Trauma patient Reno, 52, has a fractured pelvis due to a motor cycle accident. He requires an urgent four to five hour operation to fix the fracture. Consultant orthopaedic surgeon, Mr Angus Lewis must cancel his elective patient in order to treat Reno. Angus travels from Charing Cross Hospital to St Mary’s Hospital, but on arrival he finds the theatre list has unexpectedly overrun, so he is unable to start the procedure. Reno’s operation is rescheduled and successfully completed two days later.
84-year old Betty has been diagnosed with bowel cancer. Before consultant surgeon George Reese can perform the surgical procedure to remove the cancer he must find Betty a high dependency bed so that she can recover after the surgery. George finds Betty a suitable bed in theatre recovery, so the procedure goes ahead.

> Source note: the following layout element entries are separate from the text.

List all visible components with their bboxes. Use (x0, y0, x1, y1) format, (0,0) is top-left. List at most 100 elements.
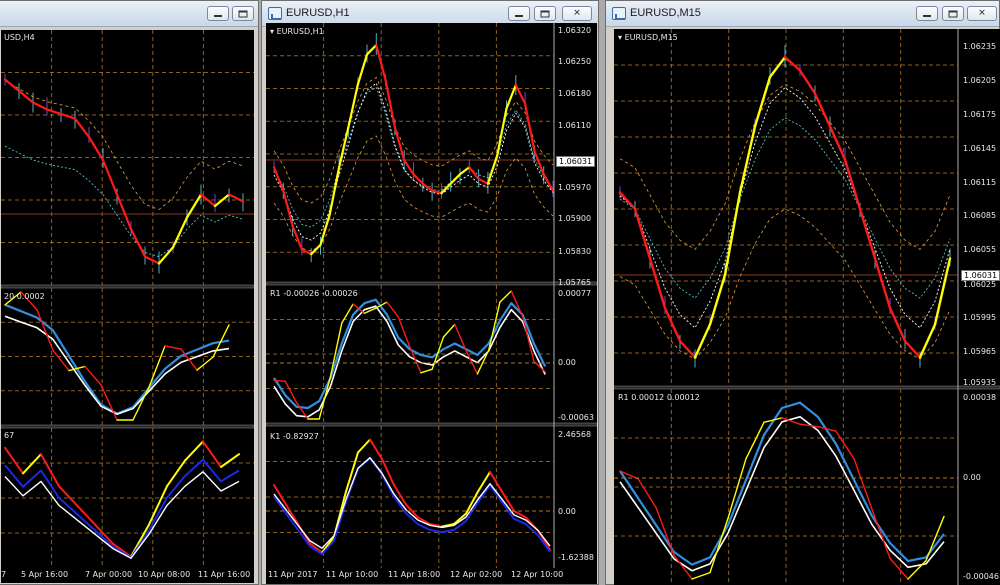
oscillator-signal-line (691, 571, 711, 580)
panel-separator (266, 281, 597, 286)
trend-line (31, 101, 49, 111)
oscillator-signal-line (442, 323, 456, 338)
trend-line (477, 177, 489, 185)
moving-average (4, 145, 244, 258)
maximize-button[interactable] (534, 6, 556, 21)
chart-area[interactable]: ▾ EURUSD,M15 R1 0.00012 0.00012 1.06235 … (614, 29, 1000, 585)
trend-line (310, 243, 322, 256)
price-axis-label: 1.06085 (963, 211, 997, 220)
current-price-tag: 1.06031 (961, 270, 1000, 281)
stochastic-k-line (513, 510, 527, 519)
envelope-upper (4, 80, 244, 210)
chart-window-icon (268, 7, 282, 20)
stochastic-k-line (184, 440, 204, 462)
maximize-button[interactable] (942, 6, 964, 21)
trend-line (738, 125, 757, 194)
trend-line (73, 117, 91, 139)
chart-window-icon (612, 7, 626, 20)
trend-line (356, 53, 369, 87)
chart-area[interactable]: ▾ EURUSD,H1 R1 -0.00026 -0.00026 K1 -0.8… (266, 23, 597, 584)
trend-line (291, 224, 304, 251)
chart-window-usd-h4[interactable]: USD,H4 20 0.0002 67 7 5 Apr 16:00 7 Apr … (0, 0, 259, 585)
chart-window-eurusd-h1[interactable]: EURUSD,H1 ✕ ▾ EURUSD,H1 R1 -0.00026 -0.0… (261, 0, 599, 585)
stochastic-k-line (58, 485, 78, 507)
price-axis-label: 1.06110 (558, 121, 592, 130)
trend-line (663, 306, 682, 343)
trend-line (723, 191, 742, 277)
trend-line (888, 306, 907, 343)
time-label: 7 Apr 00:00 (85, 570, 133, 579)
trend-line (648, 257, 667, 310)
trend-line (753, 75, 772, 128)
window-titlebar[interactable] (0, 1, 258, 27)
chart-window-eurusd-m15[interactable]: EURUSD,M15 ✕ ▾ EURUSD,M15 R1 0.00012 0.0… (605, 0, 1000, 585)
oscillator-axis-label: 0.00 (558, 507, 576, 516)
trend-line (282, 189, 294, 228)
price-axis-label: 1.05900 (558, 214, 592, 223)
price-axis-label: 1.06055 (963, 245, 997, 254)
oscillator-signal-line (499, 290, 513, 303)
close-button[interactable]: ✕ (562, 6, 592, 21)
close-button[interactable]: ✕ (967, 6, 997, 21)
close-icon: ✕ (978, 8, 986, 18)
chart-symbol-label: EURUSD,M15 (624, 33, 678, 42)
time-label: 5 Apr 16:00 (21, 570, 69, 579)
price-axis-label: 1.06115 (963, 178, 997, 187)
oscillator-blue-line (4, 303, 230, 415)
oscillator-signal-line (420, 368, 433, 374)
oscillator-signal-line (835, 430, 855, 460)
oscillator-axis-label: -0.00063 (558, 413, 594, 422)
time-label: 12 Apr 02:00 (450, 570, 503, 579)
price-axis-label: 1.06320 (558, 26, 592, 35)
oscillator-signal-line (273, 379, 286, 382)
minimize-button[interactable] (207, 6, 229, 21)
stochastic-k-line (381, 458, 395, 486)
trend-line (496, 107, 508, 157)
trend-line (524, 102, 536, 152)
oscillator-1-label: R1 0.00012 0.00012 (618, 393, 700, 402)
oscillator-signal-line (431, 336, 445, 370)
trend-line (468, 166, 480, 181)
price-axis-label: 1.05995 (963, 313, 997, 322)
trend-line (933, 257, 952, 326)
trend-line (87, 135, 105, 162)
price-axis-label: 1.06025 (963, 280, 997, 289)
moving-average-white (273, 82, 554, 241)
trend-line (678, 339, 697, 359)
time-label: 11 Apr 2017 (268, 570, 318, 579)
price-axis-label: 1.05765 (558, 278, 592, 287)
close-icon: ✕ (573, 8, 581, 18)
window-title: EURUSD,M15 (630, 7, 701, 19)
price-axis-label: 1.06250 (558, 57, 592, 66)
stochastic-k-line (40, 453, 60, 488)
trend-line (783, 56, 802, 72)
price-axis-label: 1.05935 (963, 378, 997, 387)
trend-line (798, 69, 817, 95)
trend-line (101, 158, 119, 196)
price-axis-label: 1.06175 (963, 110, 997, 119)
window-title: EURUSD,H1 (286, 7, 350, 19)
trend-line (618, 191, 637, 211)
maximize-button[interactable] (232, 6, 254, 21)
oscillator-axis-label: 0.00077 (558, 289, 592, 298)
maximize-icon (238, 10, 248, 17)
envelope-lower (273, 135, 554, 252)
chart-title-label: ▾ EURUSD,M15 (618, 33, 678, 42)
window-titlebar[interactable]: EURUSD,M15 ✕ (606, 1, 999, 27)
oscillator-axis-label: 0.00 (963, 473, 981, 482)
oscillator-signal-line (871, 508, 891, 560)
oscillator-signal-line (84, 365, 102, 386)
maximize-icon (540, 10, 550, 17)
chart-area[interactable]: USD,H4 20 0.0002 67 7 5 Apr 16:00 7 Apr … (1, 30, 254, 583)
oscillator-axis-label: 0.00 (558, 358, 576, 367)
price-axis-label: 1.06235 (963, 42, 997, 51)
oscillator-signal-line (164, 345, 182, 350)
oscillator-signal-line (148, 345, 166, 388)
oscillator-1-label: R1 -0.00026 -0.00026 (270, 289, 358, 298)
minimize-button[interactable] (508, 6, 530, 21)
minimize-button[interactable] (916, 6, 938, 21)
oscillator-2-label: K1 -0.82927 (270, 432, 319, 441)
oscillator-white-line (273, 305, 546, 418)
trend-line (813, 92, 832, 128)
panel-separator (1, 284, 254, 289)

Elective patient, 41 year old Daniel is due to have weight loss surgery at the Imperial weight loss centre. He is currently 27 stone and has a BMI just short of 50. Weight loss surgery will improve his health and bring his life expectancy back to normal. Daniel has been waiting for his surgery for a year and a half. In order for the procedure to go ahead, Dr Ahmed Ahmed, bariatric surgeon must find a bed so that Daniel can recover after surgery.
We also meet Jen, 31 who is donating a kidney in order for her husband Elliot, who has 5 per cent kidney function, to receive a kidney transplant. Jen is unable to donate her kidney to Elliott, but Jen is able to donate through the UK Living Kidney Sharing Schemes (UKLKSS). Vassilios Papalois, head of renal surgery and Frank Dor, head of renal transplantation and consultant surgeon successfully complete the two surgical procedures.